10. On perusal of the record, we find that there is no evidence worth the name about the alleged second marriage. The appellant has deposed in her evidence that she learnt about the second marriage of the respondent from her grand-father. The appellant has not examined her grand-father in support of her case. No evidence is adduced to establish the second marriage. In our opinion, therefore, the Family Court was right in disbelieving the case of the appellant that the respondent has contracted a second marriage.

11. Turning now to the alleged incident of October 10, 1987, we find that the story of the appellant is not truthful and credible. A perusal of the record shows that the appellant has tried to improve her case at the time of the trial. The version of the appellant appears to be exaggerated and totally unconvincing. It is also important to note that there is no corroboration to the alleged incident. It is also difficult to believe that the appellant and her father will keep quiet in spite of the serious nature of the alleged incident.

12. Having regard to the totality of the circumstances, we find ourselves unable to take a view contrary to the one taken by the Family Court. We do not see any justification for the appellant in leaving the matrimonial home in October 1987. In our opinion, the Family Court rightly decided the issue of desertion in favour of the respondent.

13. Now, the question which remains to be considered is whether the Family Court was right in passing a decree for judicial separation instead of a decree for divorce. It is true that the appellant and the respondent were related even prior to the marriage. But after going through the record and having regard to the passage of time of eight years since the parties are staying separately, we do not think that there is any possibility of reconciliation between the parties. In any event, two years have passed since the date of the judgment of the Family Court and, therefore, we think that there is no point in upholding a decree for judicial separation. Having regard to the facts and circumstances of the case, we are of the opinion that the respondent is entitled to a decree for divorce on the ground of desertion.

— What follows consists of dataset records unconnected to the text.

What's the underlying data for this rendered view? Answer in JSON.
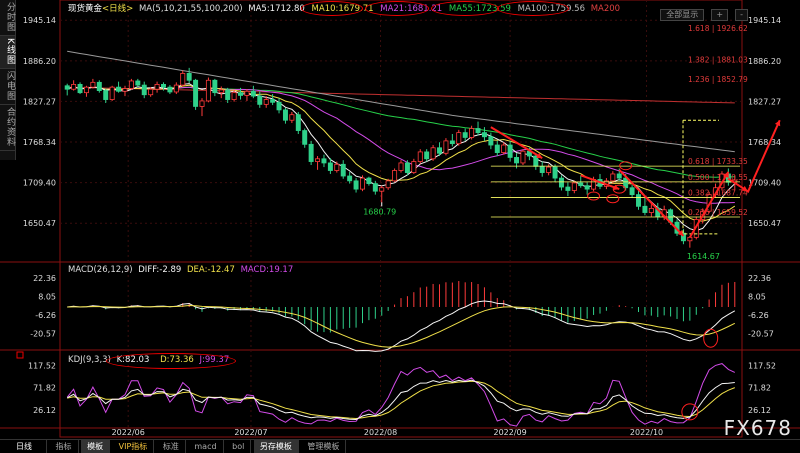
{
  "sidebar": {
    "tabs": [
      {
        "label": "分时图",
        "active": false
      },
      {
        "label": "K线图",
        "active": true
      },
      {
        "label": "闪电图",
        "active": false
      },
      {
        "label": "合约资料",
        "active": false
      }
    ]
  },
  "main_legend": {
    "symbol": "现货黄金",
    "period": "<日线>",
    "ma_params": "MA(5,10,21,55,100,200)",
    "ma5": "MA5:1712.80",
    "ma10": "MA10:1679.71",
    "ma21": "MA21:1681.21",
    "ma55": "MA55:1723.59",
    "ma100": "MA100:1759.56",
    "ma200": "MA200"
  },
  "toolbar": {
    "fullscreen_label": "全部显示",
    "zoom_in_label": "+",
    "zoom_out_label": "-"
  },
  "macd_legend": {
    "params": "MACD(26,12,9)",
    "diff": "DIFF:-2.89",
    "dea": "DEA:-12.47",
    "macd": "MACD:19.17"
  },
  "kdj_legend": {
    "params": "KDJ(9,3,3)",
    "k": "K:82.03",
    "d": "D:73.36",
    "j": "J:99.37"
  },
  "bottom": {
    "period_label": "日线",
    "items": [
      "指标",
      "模板",
      "VIP指标",
      "标准",
      "macd",
      "bol",
      "另存模板",
      "管理模板"
    ],
    "selected": [
      "模板",
      "另存模板"
    ]
  },
  "watermark": "FX678",
  "colors": {
    "up": "#ff3b3b",
    "down": "#2fd18a",
    "ma5": "#f5f5f5",
    "ma10": "#f0e04a",
    "ma21": "#d24be8",
    "ma55": "#27d14a",
    "ma100": "#9a9a9a",
    "ma200": "#c03030",
    "fib": "#e23b3b",
    "fibline": "#ffff66",
    "diff": "#f5f5f5",
    "dea": "#f0e04a",
    "j": "#d24be8"
  },
  "chart_data": {
    "type": "candlestick",
    "xlabels": [
      "2022/06",
      "2022/07",
      "2022/08",
      "2022/09",
      "2022/10"
    ],
    "price_axis": {
      "ticks": [
        1945.14,
        1886.2,
        1827.27,
        1768.34,
        1709.4,
        1650.47
      ],
      "range": [
        1600,
        1960
      ]
    },
    "candles": [
      [
        1850,
        1853,
        1836,
        1845
      ],
      [
        1845,
        1858,
        1843,
        1852
      ],
      [
        1852,
        1855,
        1838,
        1840
      ],
      [
        1840,
        1850,
        1834,
        1848
      ],
      [
        1848,
        1860,
        1846,
        1855
      ],
      [
        1855,
        1858,
        1840,
        1843
      ],
      [
        1843,
        1846,
        1825,
        1830
      ],
      [
        1830,
        1850,
        1828,
        1848
      ],
      [
        1848,
        1856,
        1840,
        1842
      ],
      [
        1842,
        1850,
        1835,
        1846
      ],
      [
        1846,
        1860,
        1844,
        1857
      ],
      [
        1857,
        1860,
        1848,
        1851
      ],
      [
        1851,
        1856,
        1832,
        1837
      ],
      [
        1837,
        1848,
        1834,
        1845
      ],
      [
        1845,
        1856,
        1840,
        1852
      ],
      [
        1852,
        1855,
        1843,
        1848
      ],
      [
        1848,
        1851,
        1838,
        1841
      ],
      [
        1841,
        1855,
        1838,
        1851
      ],
      [
        1851,
        1872,
        1849,
        1868
      ],
      [
        1868,
        1876,
        1854,
        1858
      ],
      [
        1858,
        1860,
        1815,
        1820
      ],
      [
        1820,
        1832,
        1806,
        1828
      ],
      [
        1828,
        1862,
        1826,
        1858
      ],
      [
        1858,
        1860,
        1835,
        1840
      ],
      [
        1840,
        1849,
        1832,
        1844
      ],
      [
        1844,
        1847,
        1825,
        1830
      ],
      [
        1830,
        1844,
        1827,
        1840
      ],
      [
        1840,
        1847,
        1830,
        1836
      ],
      [
        1836,
        1845,
        1828,
        1842
      ],
      [
        1842,
        1850,
        1832,
        1835
      ],
      [
        1835,
        1842,
        1818,
        1823
      ],
      [
        1823,
        1835,
        1818,
        1830
      ],
      [
        1830,
        1838,
        1822,
        1826
      ],
      [
        1826,
        1832,
        1810,
        1815
      ],
      [
        1815,
        1818,
        1795,
        1800
      ],
      [
        1800,
        1812,
        1796,
        1808
      ],
      [
        1808,
        1812,
        1780,
        1785
      ],
      [
        1785,
        1788,
        1760,
        1765
      ],
      [
        1765,
        1770,
        1735,
        1740
      ],
      [
        1740,
        1748,
        1728,
        1744
      ],
      [
        1744,
        1750,
        1732,
        1738
      ],
      [
        1738,
        1745,
        1722,
        1727
      ],
      [
        1727,
        1740,
        1724,
        1736
      ],
      [
        1736,
        1742,
        1715,
        1719
      ],
      [
        1719,
        1725,
        1708,
        1712
      ],
      [
        1712,
        1716,
        1695,
        1700
      ],
      [
        1700,
        1720,
        1697,
        1716
      ],
      [
        1716,
        1718,
        1705,
        1708
      ],
      [
        1708,
        1712,
        1692,
        1697
      ],
      [
        1697,
        1705,
        1680,
        1702
      ],
      [
        1702,
        1715,
        1699,
        1712
      ],
      [
        1712,
        1730,
        1710,
        1727
      ],
      [
        1727,
        1742,
        1724,
        1738
      ],
      [
        1738,
        1742,
        1720,
        1724
      ],
      [
        1724,
        1744,
        1722,
        1740
      ],
      [
        1740,
        1758,
        1737,
        1754
      ],
      [
        1754,
        1758,
        1740,
        1744
      ],
      [
        1744,
        1764,
        1741,
        1760
      ],
      [
        1760,
        1768,
        1748,
        1752
      ],
      [
        1752,
        1774,
        1749,
        1770
      ],
      [
        1770,
        1780,
        1762,
        1766
      ],
      [
        1766,
        1786,
        1763,
        1782
      ],
      [
        1782,
        1788,
        1770,
        1775
      ],
      [
        1775,
        1792,
        1772,
        1788
      ],
      [
        1788,
        1798,
        1778,
        1782
      ],
      [
        1782,
        1790,
        1770,
        1776
      ],
      [
        1776,
        1782,
        1758,
        1764
      ],
      [
        1764,
        1770,
        1748,
        1753
      ],
      [
        1753,
        1768,
        1750,
        1764
      ],
      [
        1764,
        1770,
        1740,
        1746
      ],
      [
        1746,
        1752,
        1730,
        1738
      ],
      [
        1738,
        1758,
        1735,
        1755
      ],
      [
        1755,
        1760,
        1742,
        1748
      ],
      [
        1748,
        1752,
        1728,
        1733
      ],
      [
        1733,
        1740,
        1718,
        1724
      ],
      [
        1724,
        1736,
        1720,
        1732
      ],
      [
        1732,
        1736,
        1710,
        1716
      ],
      [
        1716,
        1720,
        1698,
        1703
      ],
      [
        1703,
        1710,
        1690,
        1698
      ],
      [
        1698,
        1712,
        1694,
        1709
      ],
      [
        1709,
        1720,
        1702,
        1705
      ],
      [
        1705,
        1710,
        1692,
        1700
      ],
      [
        1700,
        1718,
        1697,
        1714
      ],
      [
        1714,
        1722,
        1700,
        1704
      ],
      [
        1704,
        1716,
        1700,
        1712
      ],
      [
        1712,
        1726,
        1708,
        1722
      ],
      [
        1722,
        1730,
        1712,
        1716
      ],
      [
        1716,
        1722,
        1698,
        1702
      ],
      [
        1702,
        1706,
        1688,
        1692
      ],
      [
        1692,
        1700,
        1670,
        1675
      ],
      [
        1675,
        1690,
        1662,
        1666
      ],
      [
        1666,
        1678,
        1660,
        1672
      ],
      [
        1672,
        1680,
        1655,
        1660
      ],
      [
        1660,
        1676,
        1655,
        1670
      ],
      [
        1670,
        1672,
        1648,
        1652
      ],
      [
        1652,
        1656,
        1632,
        1636
      ],
      [
        1636,
        1642,
        1620,
        1625
      ],
      [
        1625,
        1632,
        1615,
        1630
      ],
      [
        1630,
        1660,
        1627,
        1656
      ],
      [
        1656,
        1672,
        1650,
        1668
      ],
      [
        1668,
        1696,
        1665,
        1692
      ],
      [
        1692,
        1708,
        1688,
        1702
      ],
      [
        1702,
        1726,
        1698,
        1722
      ],
      [
        1722,
        1730,
        1705,
        1710
      ],
      [
        1710,
        1720,
        1698,
        1713
      ]
    ],
    "ma_series": [
      {
        "name": "MA5",
        "color": "#f5f5f5"
      },
      {
        "name": "MA10",
        "color": "#f0e04a"
      },
      {
        "name": "MA21",
        "color": "#d24be8"
      },
      {
        "name": "MA55",
        "color": "#27d14a"
      },
      {
        "name": "MA100",
        "color": "#9a9a9a"
      },
      {
        "name": "MA200",
        "color": "#c03030"
      }
    ],
    "annotations": {
      "low_1": {
        "label": "1680.79",
        "value": 1680.79
      },
      "low_2": {
        "label": "1614.67",
        "value": 1614.67
      }
    },
    "fib_levels": [
      {
        "label": "1.618 | 1926.62",
        "value": 1926.62
      },
      {
        "label": "1.382 | 1881.03",
        "value": 1881.03
      },
      {
        "label": "1.236 | 1852.79",
        "value": 1852.79
      },
      {
        "label": "0.618 | 1733.35",
        "value": 1733.35
      },
      {
        "label": "0.500 | 1710.55",
        "value": 1710.55
      },
      {
        "label": "0.382 | 1687.74",
        "value": 1687.74
      },
      {
        "label": "0.236 | 1659.52",
        "value": 1659.52
      }
    ],
    "macd_axis": {
      "ticks": [
        22.36,
        8.05,
        -6.26,
        -20.57
      ],
      "range": [
        -30,
        30
      ]
    },
    "kdj_axis": {
      "ticks": [
        117.52,
        71.82,
        26.12
      ],
      "range": [
        -5,
        135
      ]
    }
  }
}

14. For the reasons recorded hereinabove, we dismiss the Family Court Appeal No. 45 of 1992. We allow the cross-objections of the respondent to the extent that instead of a decree for judicial separation, there will be a decree for divorce under Section 13(1)(ib) of the Hindu Marriage Act in favour of the respondent. The respondent shall pay by way of maintenance a sum of Rs. 400/- per month to the appellant and a sum of Rs. 200/- per month for the minor son Shrikant who is in the custody of the appellant, from the date of the judgment of the Family Court i.e., 6.9.1991. The arrears of maintenance shall be paid within three months from today and the maintenance for the month of October 1993 shall be paid on or before 10th of that month and the maintenance for subsequent period shall be payable by 10th of every succeeding month. No order as to costs.

15. Issuance of certified copy of this judgment is expedited.